Genetic studies involving families of individuals with autism has led researchers at Vanderbilt University to report that several rare mutations within a specific gene known as the serotonin transporter (SERT) gene are risk factors for autism. These findings may make it possible one day to test autistic children for these gene variants, as children can now be tested for cystic fibrosis, a disease linked to a single gene but triggered by many different mutations. Evidence suggests that early diagnosis and intervention (before age 3) results in better outcomes for children with autism.
The SERT gene regulates serotonin levels in the brain. Serotonin is a neurotransmitter involved in many biological processes, from sleep and digestion to mood and impulsive behavior. About 25 percent of people with autism have elevated levels of serotonin in their blood, and selective serotonin reuptake inhibitors (SSRIs), drugs used to treat depression, anxiety, and obsessive-compulsive disorders, have been shown to be effective in easing symptoms of autism in some patients.
Previous research attempting to link the SERT gene to autism had been highly promising but inconclusive. “Either this was not the gene, or there had to be different genetic variants that were acting differently in different people,” says James Sutcliffe, PhD, one of the authors of the new study.
Sutcliffe and his colleagues decided to delve deeper into the DNA sequence in hopes of finding rare mutations involved in autism risk. They took DNA samples from 120 families likely to possess a genetic risk factor on chromosome 17 (where the SERT gene resides). They found 19 different SERT mutations (or variants) in families with more than one male with autism. (The finding that families with multiple males with autism had these variants is consistent with the higher prevalence of autism among males.

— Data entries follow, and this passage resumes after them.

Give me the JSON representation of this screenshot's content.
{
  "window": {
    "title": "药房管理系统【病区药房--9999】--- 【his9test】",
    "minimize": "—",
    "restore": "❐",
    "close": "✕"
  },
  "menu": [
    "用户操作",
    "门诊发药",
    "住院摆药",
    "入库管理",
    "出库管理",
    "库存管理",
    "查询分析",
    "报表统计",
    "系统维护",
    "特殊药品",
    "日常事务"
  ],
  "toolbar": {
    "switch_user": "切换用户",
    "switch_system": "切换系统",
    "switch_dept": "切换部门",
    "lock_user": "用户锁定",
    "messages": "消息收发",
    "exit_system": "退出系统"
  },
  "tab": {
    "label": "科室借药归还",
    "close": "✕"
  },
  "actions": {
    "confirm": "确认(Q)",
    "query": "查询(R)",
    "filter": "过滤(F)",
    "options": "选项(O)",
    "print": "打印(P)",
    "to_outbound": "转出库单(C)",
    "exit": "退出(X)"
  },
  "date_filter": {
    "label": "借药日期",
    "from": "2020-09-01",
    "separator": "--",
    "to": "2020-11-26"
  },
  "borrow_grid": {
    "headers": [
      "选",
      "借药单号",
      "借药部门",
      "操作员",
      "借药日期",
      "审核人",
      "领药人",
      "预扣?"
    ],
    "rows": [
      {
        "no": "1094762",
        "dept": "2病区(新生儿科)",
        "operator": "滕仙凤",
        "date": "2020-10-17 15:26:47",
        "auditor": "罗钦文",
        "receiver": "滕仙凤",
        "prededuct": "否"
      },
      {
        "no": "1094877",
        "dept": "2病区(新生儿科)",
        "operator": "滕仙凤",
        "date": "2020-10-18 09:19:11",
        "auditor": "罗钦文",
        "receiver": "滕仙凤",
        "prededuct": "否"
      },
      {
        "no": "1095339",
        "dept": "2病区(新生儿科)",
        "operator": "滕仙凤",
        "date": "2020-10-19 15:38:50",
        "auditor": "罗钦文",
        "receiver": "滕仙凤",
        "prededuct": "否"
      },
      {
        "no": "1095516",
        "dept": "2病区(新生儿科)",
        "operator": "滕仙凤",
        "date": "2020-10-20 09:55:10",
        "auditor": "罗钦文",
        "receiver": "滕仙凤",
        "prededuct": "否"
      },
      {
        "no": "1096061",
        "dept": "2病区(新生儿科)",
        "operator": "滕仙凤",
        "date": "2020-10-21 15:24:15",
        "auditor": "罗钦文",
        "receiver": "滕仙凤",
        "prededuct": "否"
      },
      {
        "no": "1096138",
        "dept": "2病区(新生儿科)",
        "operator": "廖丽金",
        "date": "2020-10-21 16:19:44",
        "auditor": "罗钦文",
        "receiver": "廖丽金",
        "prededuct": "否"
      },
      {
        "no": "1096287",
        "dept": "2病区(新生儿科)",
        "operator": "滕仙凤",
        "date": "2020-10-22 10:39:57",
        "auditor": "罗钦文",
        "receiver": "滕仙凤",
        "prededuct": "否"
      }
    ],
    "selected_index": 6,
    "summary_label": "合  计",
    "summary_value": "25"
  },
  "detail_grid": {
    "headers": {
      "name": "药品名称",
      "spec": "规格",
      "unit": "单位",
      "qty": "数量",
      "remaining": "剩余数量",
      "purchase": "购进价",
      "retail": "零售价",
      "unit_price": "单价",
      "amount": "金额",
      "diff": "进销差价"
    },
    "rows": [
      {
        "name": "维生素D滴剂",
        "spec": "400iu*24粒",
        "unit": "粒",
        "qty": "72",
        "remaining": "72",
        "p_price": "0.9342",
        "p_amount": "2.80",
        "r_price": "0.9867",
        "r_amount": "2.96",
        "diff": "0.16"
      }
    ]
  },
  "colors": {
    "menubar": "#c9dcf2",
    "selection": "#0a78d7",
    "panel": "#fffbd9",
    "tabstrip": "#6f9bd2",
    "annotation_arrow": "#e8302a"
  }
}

Four times as many males as females are affected by the disorder.)
Four of the 19 SERT mutations were in “coding” regions, or areas of the gene that get translated into protein. “These variants were significantly associated with increased rigid-compulsive behaviors,” notes Sutcliffe. Such behaviors are a common characteristic of autism and of related disorders, such as obsessive-compulsive disorder.
Sutcliffe and his colleagues also have discovered that two intracellular signaling pathways in the brain—p38MAPK and PKG—go haywire in the presence of mutated SERT genes—an explanation, perhaps, of how SERT mutations disrupt serotonin signaling in autism. Interestingly, drugs that target these pathways are being investigated for the treatment of inflammation, cancer, and other disorders unrelated to autism.
However, which particular aspects of the autism syndrome or phenotype are related to a particular genetic risk factor, and whether these risk factors are specific for autism, or cause more general brain dysfunction, remain to be determined.